Lo smartphone Nexus S a bordo dell'ultimo shuttle

NASA

La Nasa ha equipaggiato con il telefonino di Samsung un trio di Spheres che raggiungerà la Stazione Spaziale Internazionale per catturare immagini e video tramite la fotocamera

di F.Me.
C’è anche la firma di Samsung sull’ultima missione dello shuttle. Il Nexus S è stato incluso in una ricerca che si baserà su piccoli satelliti che si muovono liberamente nello spazio di nome Synchronized Position Hold, Engage, Reorient, Experimental Satellites (Spheres), utilizzati dagli astronauti al fine di sfruttare una più ampia gamma di funzionalità e una migliore comunicazione tra terra e spazio.

Nexus S è il primo smartphone commerciale certificato dalla Nasa ed autorizzato ad essere trasportato a bordo della Stazione Spaziale Internazionale. L’esperimento utilizzerà le Spheres attrezzate con gli smartphone come dei robot attivi da remoto al fine di condurre indagini interne e ispezioni della stazione, di catturare immagini e video tramite la fotocamera del telefono, e di studiare come la robotica possa supportare la futura esplorazione dello spazio.

“Samsung è orgogliosa del fatto che Nexus S sia stato scelto per essere a bordo dell’ultima missione NASA, un evento che è già divenuto storico – commenta Dale Sohn, presidente di Samsung Mobile- La ricerca condotta tramite Spheres equipaggiate di Nexus S aiuterà a monitorare e comunicare dalla Stazione Spaziale Internazionale”.

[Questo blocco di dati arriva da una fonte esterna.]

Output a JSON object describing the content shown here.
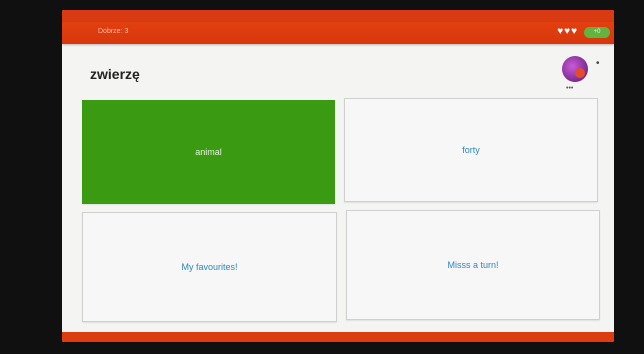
{
  "status_bar": {
    "left_text": "",
    "right_text": ""
  },
  "app_bar": {
    "score_label": "Dobrze: 3",
    "hearts": "♥♥♥",
    "score_pill": "+0"
  },
  "question": {
    "word": "zwierzę"
  },
  "avatar": {
    "dots": "•••",
    "menu": "•"
  },
  "answers": [
    {
      "label": "animal",
      "selected": true
    },
    {
      "label": "forty",
      "selected": false
    },
    {
      "label": "My favourites!",
      "selected": false
    },
    {
      "label": "Misss a turn!",
      "selected": false
    }
  ],
  "colors": {
    "accent": "#d93a12",
    "selected": "#3a9a11",
    "answer_text": "#2f86c6"
  }
}
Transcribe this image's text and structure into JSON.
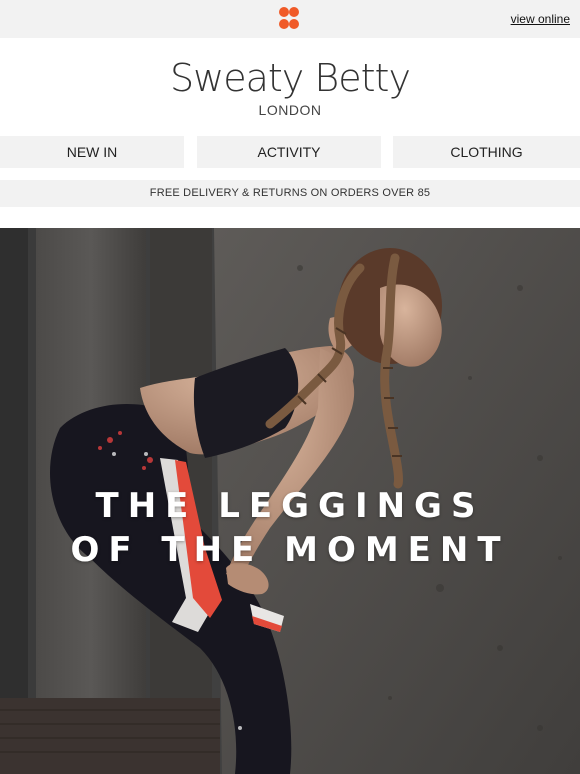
{
  "header": {
    "view_online": "view online",
    "logo_icon": "four-dot-flower-icon",
    "brand_color": "#f05a28"
  },
  "brand": {
    "name": "Sweaty Betty",
    "location": "LONDON"
  },
  "nav": {
    "items": [
      {
        "label": "NEW IN"
      },
      {
        "label": "ACTIVITY"
      },
      {
        "label": "CLOTHING"
      }
    ]
  },
  "promo": {
    "delivery_text": "FREE DELIVERY & RETURNS ON ORDERS OVER 85"
  },
  "hero": {
    "line1": "THE LEGGINGS",
    "line2": "OF THE MOMENT"
  }
}
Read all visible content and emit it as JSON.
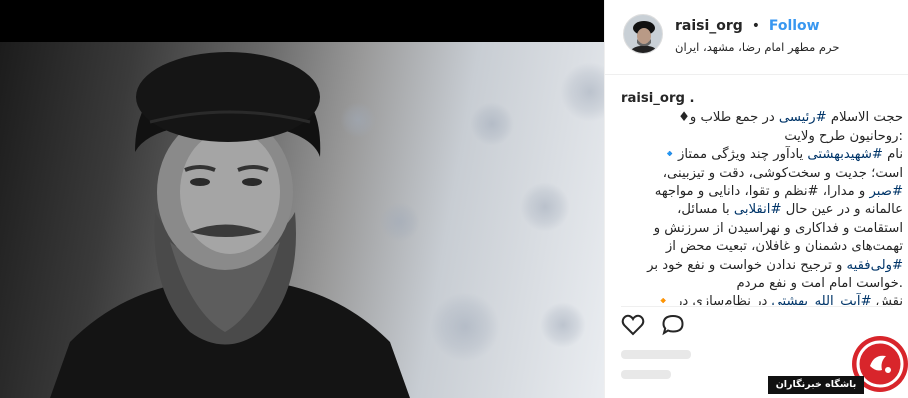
{
  "post": {
    "username": "raisi_org",
    "separator": "•",
    "follow_label": "Follow",
    "location": "حرم مطهر امام رضا، مشهد، ایران",
    "caption_author": "raisi_org .",
    "caption_lines": [
      {
        "pre": "حجت الاسلام ",
        "tag": "#رئیسی",
        "post": " در جمع طلاب و♦"
      },
      {
        "pre": ":روحانیون طرح ولایت",
        "tag": "",
        "post": ""
      },
      {
        "pre": "نام ",
        "tag": "#شهیدبهشتی",
        "post": " یادآور چند ویژگی ممتاز🔹"
      },
      {
        "pre": "است؛ جدیت و سخت‌کوشی، دقت و تیزبینی،",
        "tag": "",
        "post": ""
      },
      {
        "pre": "",
        "tag": "#صبر",
        "post": " و مدارا، #نظم و تقوا، دانایی و مواجهه"
      },
      {
        "pre": "عالمانه و در عین حال ",
        "tag": "#انقلابی",
        "post": " با مسائل،"
      },
      {
        "pre": "استقامت و فداکاری و نهراسیدن از سرزنش و",
        "tag": "",
        "post": ""
      },
      {
        "pre": "تهمت‌های دشمنان و غافلان، تبعیت محض از",
        "tag": "",
        "post": ""
      },
      {
        "pre": "",
        "tag": "#ولی‌فقیه",
        "post": " و ترجیح ندادن خواست و نفع خود بر"
      },
      {
        "pre": ".خواست امام امت و نفع مردم",
        "tag": "",
        "post": ""
      },
      {
        "pre": "نقش ",
        "tag": "#آیت_الله_بهشتی",
        "post": " در نظام‌سازی در 🔸"
      }
    ]
  },
  "actions": {
    "like_icon": "heart-outline-icon",
    "comment_icon": "speech-bubble-icon"
  },
  "watermark": {
    "label": "باشگاه خبرنگاران",
    "color": "#d8252b"
  },
  "colors": {
    "follow": "#3897f0",
    "hashtag": "#003569"
  }
}
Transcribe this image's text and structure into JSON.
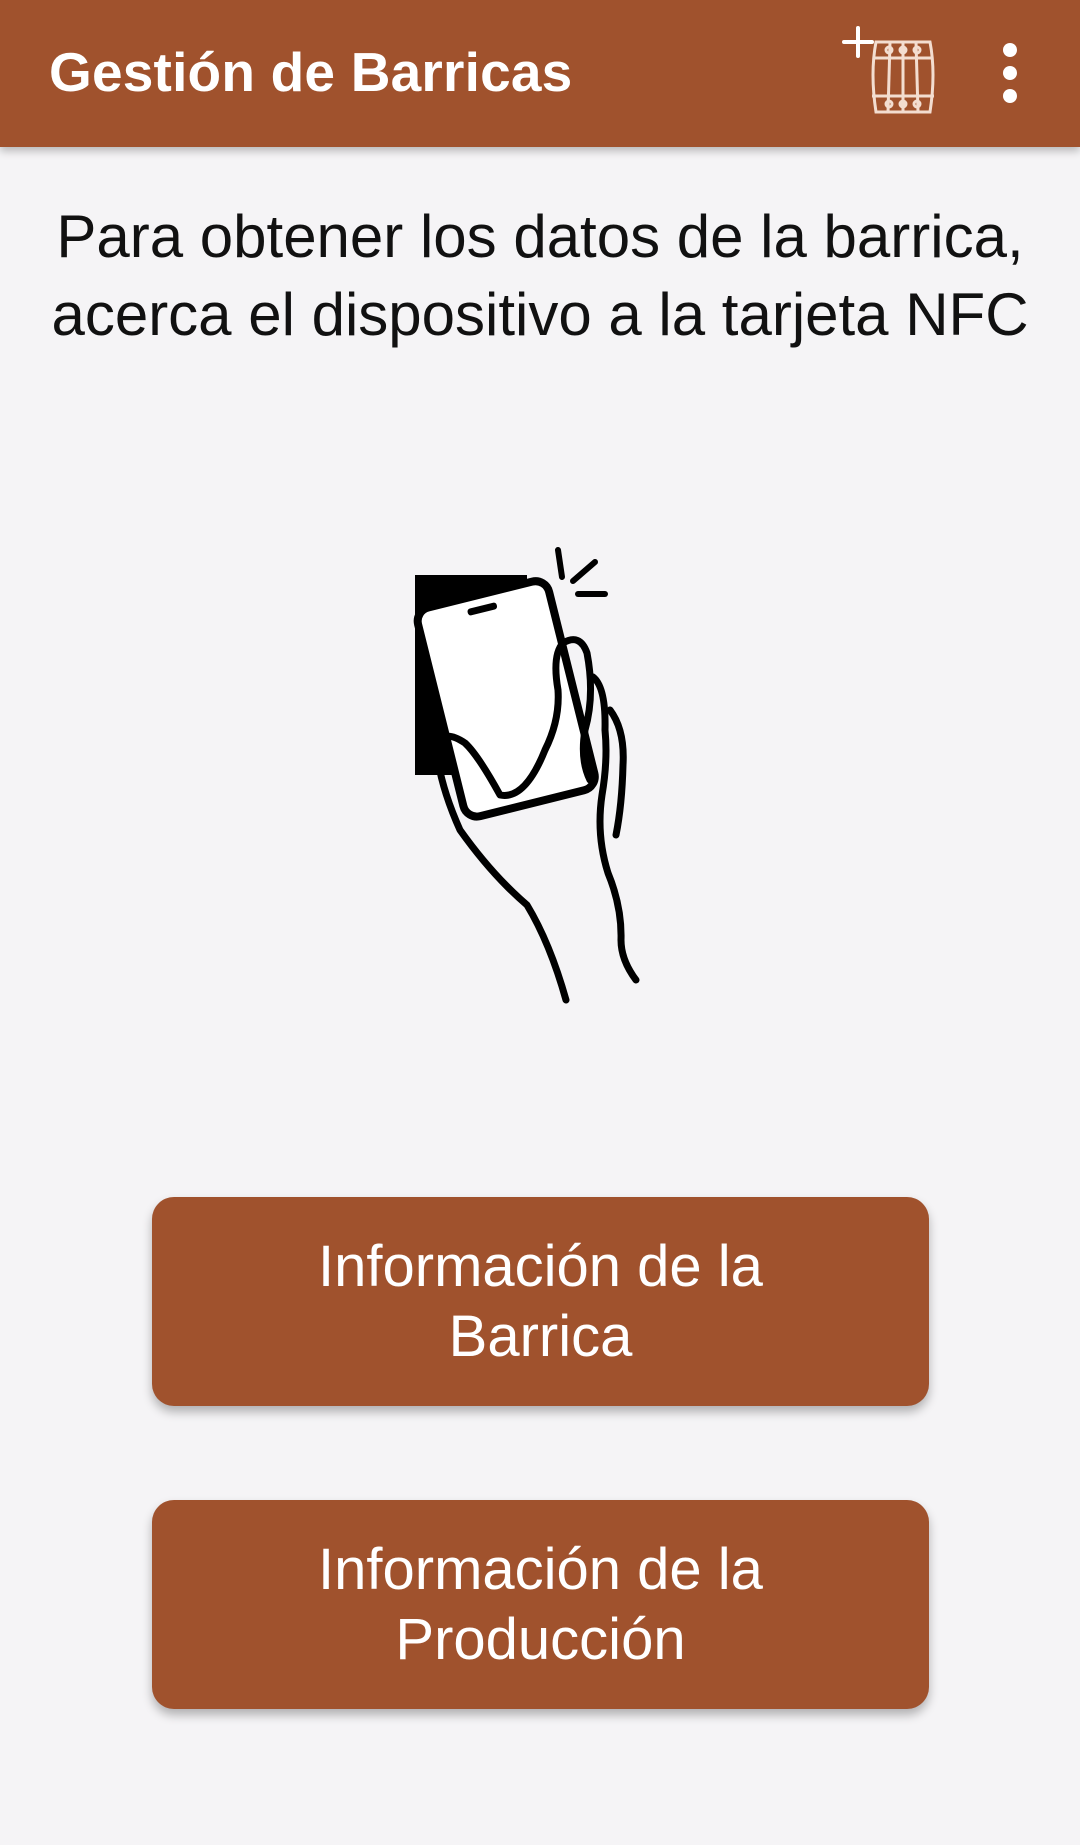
{
  "app_bar": {
    "title": "Gestión de Barricas",
    "add_button_icon": "add-barrel-icon",
    "overflow_icon": "more-vert-icon"
  },
  "instruction_text": "Para obtener los datos de la barrica, acerca el dispositivo a la tarjeta NFC",
  "illustration_icon": "nfc-tap-phone-icon",
  "buttons": {
    "barrel_info": "Información de la Barrica",
    "production_info": "Información de la Producción"
  },
  "colors": {
    "primary": "#a0522d",
    "background": "#f5f4f6",
    "text": "#111111",
    "on_primary": "#ffffff"
  }
}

L’aggiunta di Nexus S alle Spheres aumenterà le capacità di ogni singolo satellite, aiutando allo stesso tempo la Nasa nell’esplorazione e nella scoperta dello spazio. “Connettendo uno smartphone, è possibile rendere le SPHERES immediatamente più intelligenti – spiega DW Wheeler, ingegnere responsabile dell’Intelligent Robotics Group al centro ricerca Nsa Ames presso Motteff Fiedl, California - Con Nexus S, le Spheres avranno a disposizione una fotocamera integrata per catturare immagini e video, sensori per aiutare a condurre le ispezioni, una potente unità di elaborazione per effettuare calcoli e misurazioni, ed una connessione Wi-Fi che useremo per trasferire i dati in tempo reale alla stazione spaziale e al controllo della missione”.

Nel 1999, un gruppo di studenti del Massachusetts Institute of Technology (Mit), in collaborazione con il Dipartimento della Difesa e Nasa, ha costruito cinque satelliti della dimensione di palloni da pallavolo che si potessero muovere liberamente nello spazio. Questi satelliti sono stati ribattezzati Synchronized Position Hold, Engage, Reorient, Experimential Satelites (Spheres), e tre di loro sono a bordo della Stazione Spaziale Internazionale dal 2006. Ciascun satellite Sphere è autonomo ed indipendente in termini di propulsione, potenza, navigazione e strumenti di calcolo. Al tempo della creazione delle Spheres, le possibilità di utilizzo presenti oggi erano inconcepibili; per questa ragione ognuno dei satelliti è stato equipaggiato di una porta di espansione. Ulteriori appendici e sensori possono essere aggiunti ai satelliti, permettendo a sistemi di trasferimento senza fili e alle fotocamere di divenire parte integrante. Nexus S è il primo smartphone commerciale ad essere diventato parte delle Spheres tramite la porta di espansione.